There's never been a simple solution, in part because it's never been the NCAA's rule. It's an NBA rule that -- if the pro league was honest about it -- was put in to protect the owners from themselves in signing high school kids who either weren't talented enough, mature enough (or both) to become millionaires at the tender age of 18.

So the league mandated that you couldn't enter the NBA draft until your high school class was a year removed from graduation. You could go to Europe for a year -- as Milwaukee Bucks point guard Brandon Jennings did -- but you couldn't play in the NBA.

The years since have seen such talents as Kevin Durrant briefly excite us as a Texas Longhorn and Ohio State Buckeyes Greg Oden and Mike Conley reach the 2007 NCAA title game before they said hello, NBA, and goodbye, Columbus, in their only collegiate seasons.

But not until this year's selfless and sizzling Kentucky squad arrived did a team with three potential one-and-done starters -- Davis, forward Michael Kidd-Gilchrist and point guard Marquis Teague -- cut down the nets.

What this means for the future of college basketball could well be nothing. Though Calipari has now debunked the myth that you can't win it all with one-and-doners, it remains a volatile mix.

Winning with freshmen is like a grand dessert: It's enormously tasty, but you're hungry again two hours later and nothing about it brings much sustenance. You've got to pretty much rebuild from the ground up every year, overwhelmingly reliant on another stunning freshman class, which can't always be obtained.

Calipari's done better than most. The Davis/Kidd-Gilchrist/Teague/Kyle Wiltjer quartet was his third straight No. 1 recruiting class at UK. But without landing either Noel, Muhammad or both, Cal won't claim a fourth straight, which would almost certainly make a third straight trip to the Final Four a difficult task for Big Blue.

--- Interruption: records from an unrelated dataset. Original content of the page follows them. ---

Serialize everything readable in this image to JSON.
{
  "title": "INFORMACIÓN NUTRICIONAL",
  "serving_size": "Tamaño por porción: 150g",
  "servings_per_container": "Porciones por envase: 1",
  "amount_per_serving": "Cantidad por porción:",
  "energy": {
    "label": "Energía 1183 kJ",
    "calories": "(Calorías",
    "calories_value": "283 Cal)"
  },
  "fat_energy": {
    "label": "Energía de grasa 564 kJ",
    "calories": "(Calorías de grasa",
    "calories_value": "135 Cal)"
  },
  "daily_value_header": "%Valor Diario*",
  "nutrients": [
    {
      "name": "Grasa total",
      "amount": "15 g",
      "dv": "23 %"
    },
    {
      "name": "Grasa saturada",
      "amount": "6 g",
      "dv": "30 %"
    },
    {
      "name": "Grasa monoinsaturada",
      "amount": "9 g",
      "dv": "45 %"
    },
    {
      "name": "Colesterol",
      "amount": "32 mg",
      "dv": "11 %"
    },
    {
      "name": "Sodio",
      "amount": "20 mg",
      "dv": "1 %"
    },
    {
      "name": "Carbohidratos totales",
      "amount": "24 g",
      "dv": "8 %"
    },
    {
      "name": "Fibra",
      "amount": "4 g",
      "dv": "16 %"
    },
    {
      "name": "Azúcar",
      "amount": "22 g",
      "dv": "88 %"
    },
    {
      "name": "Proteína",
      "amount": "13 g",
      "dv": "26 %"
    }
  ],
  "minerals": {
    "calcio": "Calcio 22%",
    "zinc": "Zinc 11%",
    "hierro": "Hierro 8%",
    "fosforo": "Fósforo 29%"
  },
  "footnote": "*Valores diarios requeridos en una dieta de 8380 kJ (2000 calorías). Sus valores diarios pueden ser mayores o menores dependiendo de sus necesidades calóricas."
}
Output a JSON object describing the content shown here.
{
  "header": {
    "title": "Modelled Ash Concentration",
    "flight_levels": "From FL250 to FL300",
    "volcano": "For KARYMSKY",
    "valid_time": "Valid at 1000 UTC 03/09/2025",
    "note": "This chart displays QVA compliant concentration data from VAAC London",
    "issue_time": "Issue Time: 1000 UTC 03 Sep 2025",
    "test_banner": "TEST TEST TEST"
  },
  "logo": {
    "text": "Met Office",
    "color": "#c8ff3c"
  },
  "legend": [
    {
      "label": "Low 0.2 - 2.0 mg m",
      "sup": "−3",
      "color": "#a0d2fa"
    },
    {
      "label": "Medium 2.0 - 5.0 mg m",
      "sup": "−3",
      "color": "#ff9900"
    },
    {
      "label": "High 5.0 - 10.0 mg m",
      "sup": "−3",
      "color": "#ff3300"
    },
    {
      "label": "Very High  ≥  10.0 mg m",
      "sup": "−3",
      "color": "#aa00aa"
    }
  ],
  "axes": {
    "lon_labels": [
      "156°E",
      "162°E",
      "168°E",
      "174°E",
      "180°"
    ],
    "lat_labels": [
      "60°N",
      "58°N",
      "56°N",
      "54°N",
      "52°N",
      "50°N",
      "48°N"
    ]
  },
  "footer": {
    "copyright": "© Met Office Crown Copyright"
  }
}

Many will rightly say we've all killed an unseemly number of trees and drained far too many barrels of ink lamenting the fortunes of no more than a dozen or so basketball phenoms a year. And there is much truth in that.

For all the talk of how the one-and-doners are ruining the game, it would be hard to find a more disciplined, determined, unselfish bunch than Cal's national champs. They may have mostly been freshmen and sophomores, but they played with the poise and purpose of seniors.

This isn't to say one-and-done is perfect. Two years would be better. No years might be as good. Let them do what we used to for mega-talents such as LeBron James and Kobe Bryant: Skip college altogether.

And if both the NBA and NCAA really care about what's best for kids, perhaps they should also do this: Allow those prep stars who don't make an NBA roster directly out of high school an opportunity to return to college. They sit one year, have three years of collegiate eligibility remaining but must stay in school at least two of those years before again chasing their NBA dream.

That would truly put the kids first without making a sham of the college experience.

But until then, all these one-and-doners are certainly making the recruiting process more interesting for feast-or-famine programs such as UK.

For proof, consider this tweet from one Wildcats fan regarding the Muhammad/Noel decisions as reported by ESPN:

"Honestly, I am more excited for their decision than I was for the [NCAA] championship game," the fan tweeted. "[I] felt the game was in the bag ... this is big!!"

And you thought such nuttiness pertained only to college football signing day.